We have re-written much of the discussion taking into account all comments. We have elaborated on the particular studies mentioned and discussed how our study fits in. In most cases our study poses a slightly different question to previous studies and as such complements, rather than contradicts, earlier work.

Briefly, in accordance with Chuong, Elde and Feschotte, 2017 we show that primate-specific HERVH elements are expressed and similarly regulated in both human and chimpanzees, which suggests that this element is important not just in human but in at least two primate species. Marchetto et al., 2013 shows that there is differential L1 regulation between human and chimpanzee iPSCs and that this is due to a piRNA-mediated silencing pathway suggesting that different TE regulatory pathways may have different levels of cross-species conservation. Kazazian, 2004 looks at an active histone modification in primary liver tissue across multiple primate species and shows an enrichment of TEs in newly-evolved CREs. We have looked at a different cell type and histone modification in two closely-related primate species and therefore our findings do not necessarily contradict this study. Trizzino et al., 2017 show that 2% of all LTRs are active (marked by H3K27ac) in liver but a quarter of genes with an LTR insertion affect gene expression divergence between species, and that less than 1% of CREs are differentially active between human and chimpanzee. This suggests that while many TEs, specifically young TEs, are important for influencing inter-species differences in expression, potentially with large effects, the majority of TEs in the genome do not act as regulatory sequence.

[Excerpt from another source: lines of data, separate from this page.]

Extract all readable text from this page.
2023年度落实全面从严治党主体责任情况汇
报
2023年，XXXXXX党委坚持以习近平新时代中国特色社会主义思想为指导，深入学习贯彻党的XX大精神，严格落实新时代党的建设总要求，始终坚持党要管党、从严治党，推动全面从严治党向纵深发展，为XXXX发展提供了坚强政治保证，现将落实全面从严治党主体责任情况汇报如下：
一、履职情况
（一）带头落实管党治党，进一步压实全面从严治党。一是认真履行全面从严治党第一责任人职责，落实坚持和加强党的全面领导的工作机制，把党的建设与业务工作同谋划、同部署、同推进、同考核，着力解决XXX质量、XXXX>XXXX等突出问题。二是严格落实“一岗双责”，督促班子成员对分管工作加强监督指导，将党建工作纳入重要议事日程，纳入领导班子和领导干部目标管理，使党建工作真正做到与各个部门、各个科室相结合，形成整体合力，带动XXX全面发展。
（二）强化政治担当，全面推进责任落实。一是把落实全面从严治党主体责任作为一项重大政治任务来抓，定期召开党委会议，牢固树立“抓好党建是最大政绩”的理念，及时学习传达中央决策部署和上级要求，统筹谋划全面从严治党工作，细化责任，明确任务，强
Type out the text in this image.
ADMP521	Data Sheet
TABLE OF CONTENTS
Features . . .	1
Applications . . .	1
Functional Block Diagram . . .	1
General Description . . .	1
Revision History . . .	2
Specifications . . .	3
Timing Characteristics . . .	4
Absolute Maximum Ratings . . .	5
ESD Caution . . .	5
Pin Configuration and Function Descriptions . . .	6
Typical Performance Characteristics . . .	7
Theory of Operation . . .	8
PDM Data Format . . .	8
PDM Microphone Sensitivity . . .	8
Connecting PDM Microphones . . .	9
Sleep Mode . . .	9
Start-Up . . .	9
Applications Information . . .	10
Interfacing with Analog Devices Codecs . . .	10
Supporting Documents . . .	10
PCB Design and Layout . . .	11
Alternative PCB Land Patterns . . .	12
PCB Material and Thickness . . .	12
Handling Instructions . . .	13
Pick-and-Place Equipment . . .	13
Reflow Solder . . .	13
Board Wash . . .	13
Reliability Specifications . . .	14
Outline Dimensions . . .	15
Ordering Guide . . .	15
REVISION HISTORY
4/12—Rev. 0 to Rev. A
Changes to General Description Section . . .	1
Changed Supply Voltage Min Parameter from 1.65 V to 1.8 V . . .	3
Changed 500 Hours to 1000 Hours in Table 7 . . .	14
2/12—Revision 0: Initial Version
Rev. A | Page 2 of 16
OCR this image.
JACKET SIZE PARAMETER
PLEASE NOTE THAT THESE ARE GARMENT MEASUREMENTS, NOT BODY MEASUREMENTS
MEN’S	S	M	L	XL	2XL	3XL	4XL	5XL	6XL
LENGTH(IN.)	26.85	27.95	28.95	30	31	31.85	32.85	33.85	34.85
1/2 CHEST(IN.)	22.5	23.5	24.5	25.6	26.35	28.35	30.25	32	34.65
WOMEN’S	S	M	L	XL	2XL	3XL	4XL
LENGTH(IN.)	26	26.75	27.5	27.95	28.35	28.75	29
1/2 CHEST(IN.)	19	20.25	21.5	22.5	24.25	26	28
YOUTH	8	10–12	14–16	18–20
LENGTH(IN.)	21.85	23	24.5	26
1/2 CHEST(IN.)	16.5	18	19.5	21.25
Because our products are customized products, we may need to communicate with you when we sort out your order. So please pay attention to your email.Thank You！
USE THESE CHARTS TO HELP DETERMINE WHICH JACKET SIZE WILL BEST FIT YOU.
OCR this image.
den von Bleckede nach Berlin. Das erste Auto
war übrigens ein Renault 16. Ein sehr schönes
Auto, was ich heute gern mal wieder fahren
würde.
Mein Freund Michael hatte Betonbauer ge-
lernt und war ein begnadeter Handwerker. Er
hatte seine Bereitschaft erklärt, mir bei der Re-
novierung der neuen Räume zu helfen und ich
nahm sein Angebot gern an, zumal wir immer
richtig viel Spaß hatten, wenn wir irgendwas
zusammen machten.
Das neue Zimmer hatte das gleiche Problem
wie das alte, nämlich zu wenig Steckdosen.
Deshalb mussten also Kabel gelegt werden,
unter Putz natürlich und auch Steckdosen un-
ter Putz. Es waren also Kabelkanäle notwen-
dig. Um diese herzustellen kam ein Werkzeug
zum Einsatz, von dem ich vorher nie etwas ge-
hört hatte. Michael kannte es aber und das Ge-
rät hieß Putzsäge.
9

We did not intend to be dismissive of single loci studies – we only meant to emphasize the difference between single loci and genome-wide studies. We have now revised the tone of the text and have recognized the importance of these studies.

5) (Optional) The authors clearly demonstrate that most TEs are not silenced by H3K9me3 and that most silenced TEs are equivalently silenced in both species. I think it would be particularly interesting to ask a complementary set of questions: Are differentially silenced loci enriched for TEs? For species-specific TE insertions?

This is an interesting complementary analysis. Given that the degree in overall similarity in H3K9me3 between species is similar to the degree of shared TE silencing between species we don’t suspect that this would give vastly different results.